We observed that this enqueuing of scheduled jobs can add an unexpected, significant delay and increase CPU utilization on Redis as more Sidekiq processes connect. Before we can make any tweaks to this configuration, we should first measure how much delay we have.
This commit adds a enqueue_latency_s for scheduled jobs to record how
long this delay was. In the Sidekiq client middleware, we have access to
the at field before it is deleted by Sidekiq, so we save it as the
scheduled_at field. We subtract the difference between enqueued_at
and scheduled_at and log enqueue_latency_s.
Relates to:
Sample log message
See enqueue_latency_s on the last line:
{
"severity":"INFO",
"time":"2021-10-02T00:21:24.046Z",
"class":"WebHookWorker",
"args":[
"2",
"[FILTERED]",
"merge_request_hooks"
],
"retry":4,
"queue":"web_hook",
"backtrace":true,
"version":0,
"dead":false,
"jid":"d27a5a9fe4f317c1cc78a31c",
"created_at":"2021-10-02T00:21:18.365Z",
"meta.user":"root",
"meta.project":"flightjs/Flight",
"meta.root_namespace":"flightjs",
"meta.subscription_plan":"default",
"meta.caller_id":"Projects::MergeRequests::CreationsController#create",
"meta.remote_ip":"127.0.0.1",
"meta.related_class":"ProjectHook",
"meta.feature_category":"code_review",
"meta.client_id":"user/1",
"correlation_id":"bc55b5581e3d86111b2f235b13258254",
"uber-trace-id":"5d8e685d234755ab:5d8e685d234755ab:0:1",
"worker_data_consistency":"delayed",
"wal_locations":{
"main":"0/A2E30358"
},
"scheduled_at":1633134079.3654552,
"idempotency_key":"resque:gitlab:duplicate:web_hook:3a62dfec64e6e74deddbafd85479d44c5c3f5d1643b627185c17a14c5b82e9ad",
"enqueued_at":"2021-10-02T00:21:24.044Z",
"job_size_bytes":3971,
"pid":49294,
"message":"WebHookWorker JID-d27a5a9fe4f317c1cc78a31c: start",
"job_status":"start",
"scheduling_latency_s":0.001807,
"enqueue_latency_s":4.678918
}
How to set up and validate locally
- Check out this branch.
- Run
gdk restart rails - In the Rails console, you can fire a WebHook:
WebHookWorker.new.perform_in(1.second, WebHook.first.id, {}, :push_hooks)

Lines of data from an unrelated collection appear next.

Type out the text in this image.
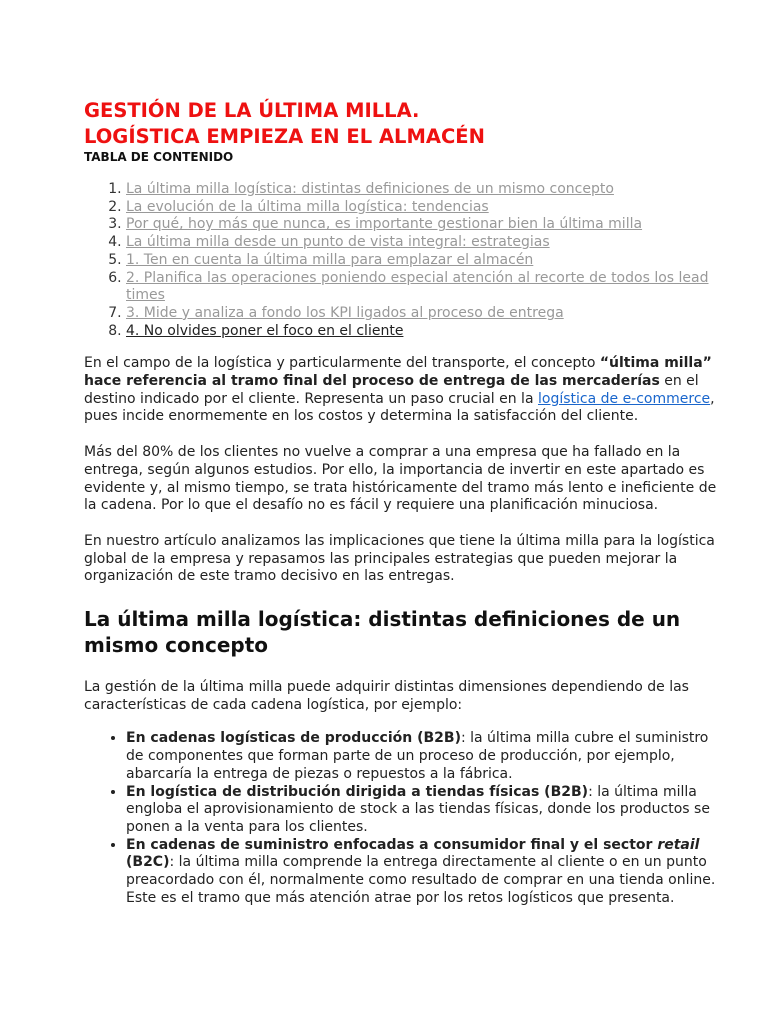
GESTIÓN DE LA ÚLTIMA MILLA.
LOGÍSTICA EMPIEZA EN EL ALMACÉN
TABLA DE CONTENIDO
1. La última milla logística: distintas definiciones de un mismo concepto
2. La evolución de la última milla logística: tendencias
3. Por qué, hoy más que nunca, es importante gestionar bien la última milla
4. La última milla desde un punto de vista integral: estrategias
5. 1. Ten en cuenta la última milla para emplazar el almacén
6. 2. Planifica las operaciones poniendo especial atención al recorte de todos los lead times
7. 3. Mide y analiza a fondo los KPI ligados al proceso de entrega
8. 4. No olvides poner el foco en el cliente

En el campo de la logística y particularmente del transporte, el concepto “última milla” hace referencia al tramo final del proceso de entrega de las mercaderías en el destino indicado por el cliente. Representa un paso crucial en la logística de e-commerce, pues incide enormemente en los costos y determina la satisfacción del cliente.

Más del 80% de los clientes no vuelve a comprar a una empresa que ha fallado en la entrega, según algunos estudios. Por ello, la importancia de invertir en este apartado es evidente y, al mismo tiempo, se trata históricamente del tramo más lento e ineficiente de la cadena. Por lo que el desafío no es fácil y requiere una planificación minuciosa.

En nuestro artículo analizamos las implicaciones que tiene la última milla para la logística global de la empresa y repasamos las principales estrategias que pueden mejorar la organización de este tramo decisivo en las entregas.

La última milla logística: distintas definiciones de un mismo concepto

La gestión de la última milla puede adquirir distintas dimensiones dependiendo de las características de cada cadena logística, por ejemplo:

• En cadenas logísticas de producción (B2B): la última milla cubre el suministro de componentes que forman parte de un proceso de producción, por ejemplo, abarcaría la entrega de piezas o repuestos a la fábrica.
• En logística de distribución dirigida a tiendas físicas (B2B): la última milla engloba el aprovisionamiento de stock a las tiendas físicas, donde los productos se ponen a la venta para los clientes.
• En cadenas de suministro enfocadas a consumidor final y el sector retail (B2C): la última milla comprende la entrega directamente al cliente o en un punto preacordado con él, normalmente como resultado de comprar en una tienda online. Este es el tramo que más atención atrae por los retos logísticos que presenta.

Alternatively, create a Web Hook with merge request events and create a merge request.
gdk tail rails-background-jobs | grep enqueue_latency
MR acceptance checklist
This checklist encourages us to confirm any changes have been analyzed to reduce risks in quality, performance, reliability, security, and maintainability.
-
I have evaluated the MR acceptance checklist for this MR.